ここからは、実際の操作手順を順番に解説します。


3DS本体のネットワーク設定を行う

まず、3DS本体側で以下を確認します。

  • インターネット設定が完了している
  • Wi-Fiに正常に接続できている

Azahar Artic Setup Toolは、PCと3DS本体をネットワーク経由で接続するため、Wi-Fi接続は必須です。

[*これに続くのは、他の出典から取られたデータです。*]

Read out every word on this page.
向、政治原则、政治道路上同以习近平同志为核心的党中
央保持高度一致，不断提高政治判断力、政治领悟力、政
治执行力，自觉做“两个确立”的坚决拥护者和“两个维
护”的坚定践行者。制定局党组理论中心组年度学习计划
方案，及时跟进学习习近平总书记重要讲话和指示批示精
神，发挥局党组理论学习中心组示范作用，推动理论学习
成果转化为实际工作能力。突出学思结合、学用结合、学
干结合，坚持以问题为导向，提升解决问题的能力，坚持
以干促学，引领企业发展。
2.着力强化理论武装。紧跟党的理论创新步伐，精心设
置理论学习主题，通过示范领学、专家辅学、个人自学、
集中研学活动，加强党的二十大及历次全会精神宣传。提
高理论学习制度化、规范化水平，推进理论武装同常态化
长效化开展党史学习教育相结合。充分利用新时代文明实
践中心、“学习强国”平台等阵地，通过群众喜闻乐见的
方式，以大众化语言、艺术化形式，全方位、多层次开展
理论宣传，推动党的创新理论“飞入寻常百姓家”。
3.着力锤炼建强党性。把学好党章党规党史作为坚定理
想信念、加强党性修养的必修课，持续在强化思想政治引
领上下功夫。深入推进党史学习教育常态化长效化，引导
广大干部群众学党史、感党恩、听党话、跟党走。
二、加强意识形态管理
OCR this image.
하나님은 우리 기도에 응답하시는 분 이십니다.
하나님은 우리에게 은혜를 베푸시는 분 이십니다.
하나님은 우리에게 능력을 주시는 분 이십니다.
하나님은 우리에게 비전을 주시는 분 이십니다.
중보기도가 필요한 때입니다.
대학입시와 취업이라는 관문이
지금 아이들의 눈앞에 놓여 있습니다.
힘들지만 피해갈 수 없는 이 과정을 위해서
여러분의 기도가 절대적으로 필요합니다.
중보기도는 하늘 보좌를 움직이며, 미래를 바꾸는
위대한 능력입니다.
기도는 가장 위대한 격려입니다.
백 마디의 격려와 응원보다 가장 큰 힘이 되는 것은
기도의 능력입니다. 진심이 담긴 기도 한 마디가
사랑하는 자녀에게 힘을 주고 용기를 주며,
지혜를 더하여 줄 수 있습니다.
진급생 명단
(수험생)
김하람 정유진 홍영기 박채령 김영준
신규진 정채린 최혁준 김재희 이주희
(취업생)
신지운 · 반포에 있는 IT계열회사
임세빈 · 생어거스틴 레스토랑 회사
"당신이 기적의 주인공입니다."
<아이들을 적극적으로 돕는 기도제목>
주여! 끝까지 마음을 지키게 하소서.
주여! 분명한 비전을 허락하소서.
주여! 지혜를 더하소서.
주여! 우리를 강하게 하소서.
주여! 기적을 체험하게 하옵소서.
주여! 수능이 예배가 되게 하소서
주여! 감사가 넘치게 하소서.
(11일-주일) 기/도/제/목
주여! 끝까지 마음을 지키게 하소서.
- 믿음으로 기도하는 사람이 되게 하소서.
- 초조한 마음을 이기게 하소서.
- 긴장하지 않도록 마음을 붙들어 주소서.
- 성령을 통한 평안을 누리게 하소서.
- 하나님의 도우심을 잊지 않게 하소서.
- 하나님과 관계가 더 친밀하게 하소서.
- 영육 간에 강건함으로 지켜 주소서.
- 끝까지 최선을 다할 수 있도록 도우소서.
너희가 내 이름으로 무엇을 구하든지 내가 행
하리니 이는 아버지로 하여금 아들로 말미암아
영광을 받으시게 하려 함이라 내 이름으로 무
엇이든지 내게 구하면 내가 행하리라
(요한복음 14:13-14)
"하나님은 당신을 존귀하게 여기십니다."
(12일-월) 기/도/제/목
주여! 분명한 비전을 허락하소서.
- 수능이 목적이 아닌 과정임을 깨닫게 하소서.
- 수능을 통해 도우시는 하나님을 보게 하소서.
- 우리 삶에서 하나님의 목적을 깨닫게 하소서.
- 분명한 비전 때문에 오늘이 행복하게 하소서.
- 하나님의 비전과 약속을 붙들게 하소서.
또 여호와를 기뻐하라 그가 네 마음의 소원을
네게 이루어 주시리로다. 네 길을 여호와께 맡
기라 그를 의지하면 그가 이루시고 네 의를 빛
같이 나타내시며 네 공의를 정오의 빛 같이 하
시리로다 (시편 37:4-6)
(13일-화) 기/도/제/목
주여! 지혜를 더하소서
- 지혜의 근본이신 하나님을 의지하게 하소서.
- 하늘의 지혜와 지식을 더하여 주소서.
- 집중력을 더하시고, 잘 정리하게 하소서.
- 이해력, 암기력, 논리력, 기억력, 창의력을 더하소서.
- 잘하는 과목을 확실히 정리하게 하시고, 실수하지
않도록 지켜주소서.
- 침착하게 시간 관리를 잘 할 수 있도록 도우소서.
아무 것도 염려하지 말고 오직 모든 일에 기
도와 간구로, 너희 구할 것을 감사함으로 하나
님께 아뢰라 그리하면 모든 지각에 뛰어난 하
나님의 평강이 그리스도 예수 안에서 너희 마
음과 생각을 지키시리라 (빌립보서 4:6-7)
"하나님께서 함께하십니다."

Azahar Artic Setup Toolを3DSに導入する

次に、Azahar Artic Setup Toolを3DSへ導入します。

  1. 以下のリンクから
    AzaharArticSetup.cia または AzaharArticSetup.3dsx をダウンロード
    https://github.com/azahar-emu/ArticSetupTool/releases
  2. 導入方法は以下のいずれかを選択します。
    • .cia ファイル:FBIを使用してインストール
    • .3dsx ファイル:Homebrew Launcher(HBL)から起動

Artic Setup Toolを起動し、IPアドレスを確認する

Artic Setup Toolを起動したら、Aボタンを押します。

上画面に IPアドレスとポート番号 が表示されます。
この情報は後ほどPC側で使用するため、メモしておくか画面を表示したままにしておきましょう

表示例:192.168.0.23:5543


Azahar側の地域設定を行う

次に、PC側でAzaharを起動します。

  1. 左上メニューの エミュレーション → 設定 をクリック
  2. 左側メニューから システム を選択
  3. 右側の設定を以下のように変更
    • 言語:日本語(Japanese)
    • 国:日本
  4. 設定後、OK をクリック

※ この地域設定が正しくないと、後続のセットアップ処理が失敗します。


システムファイルのセットアップを実行する

続いて、Azaharのメニューからセットアップを開始します。

  1. File → Set Up System Files… をクリック
  2. 先ほど3DS本体に表示された IPアドレス:ポート番号 を入力
    例:192.168.0.23:5543
  1. Old3DS / New3DS を選択して OK をクリック

システムファイルの取得と更新を待つ

処理が開始されると、

  • Azahar側でのシステムファイル取得
  • エミュレータ内部のアップデート処理

が自動的に行われます。

完了までしばらく待ち、成功すると完了を示す画面が表示されます。
表示を確認したら OK をクリックしてください。


3DS本体を終了する

最後に、3DS本体側で以下の操作を行います。

  • STARTボタンを押してホーム画面に戻る
    または
  • 電源ボタンを長押しして電源をオフ

これで、Azahar Artic Setup Toolを使った初期セットアップは完了です。


おわりに

Azahar Artic Setup Toolは、
3DSエミュレータAzaharを快適に使うために必ず通る初期設定工程です。

とはいえ、

  • 操作はシンプル
  • 基本的には画面の指示通り進めるだけ

なので、一度流れを理解してしまえば決して難しくありません。

本記事の手順通りにセットアップを行えば、
Azaharを使った3DSエミュレーション環境をスムーズに構築できるはずです。

次のステップとしては、

  • Azaharの基本設定
  • 高解像度化や操作性改善

などを調整していくことで、より快適な環境が整います。

ぜひ、自分好みのAzahar環境を構築してみてください。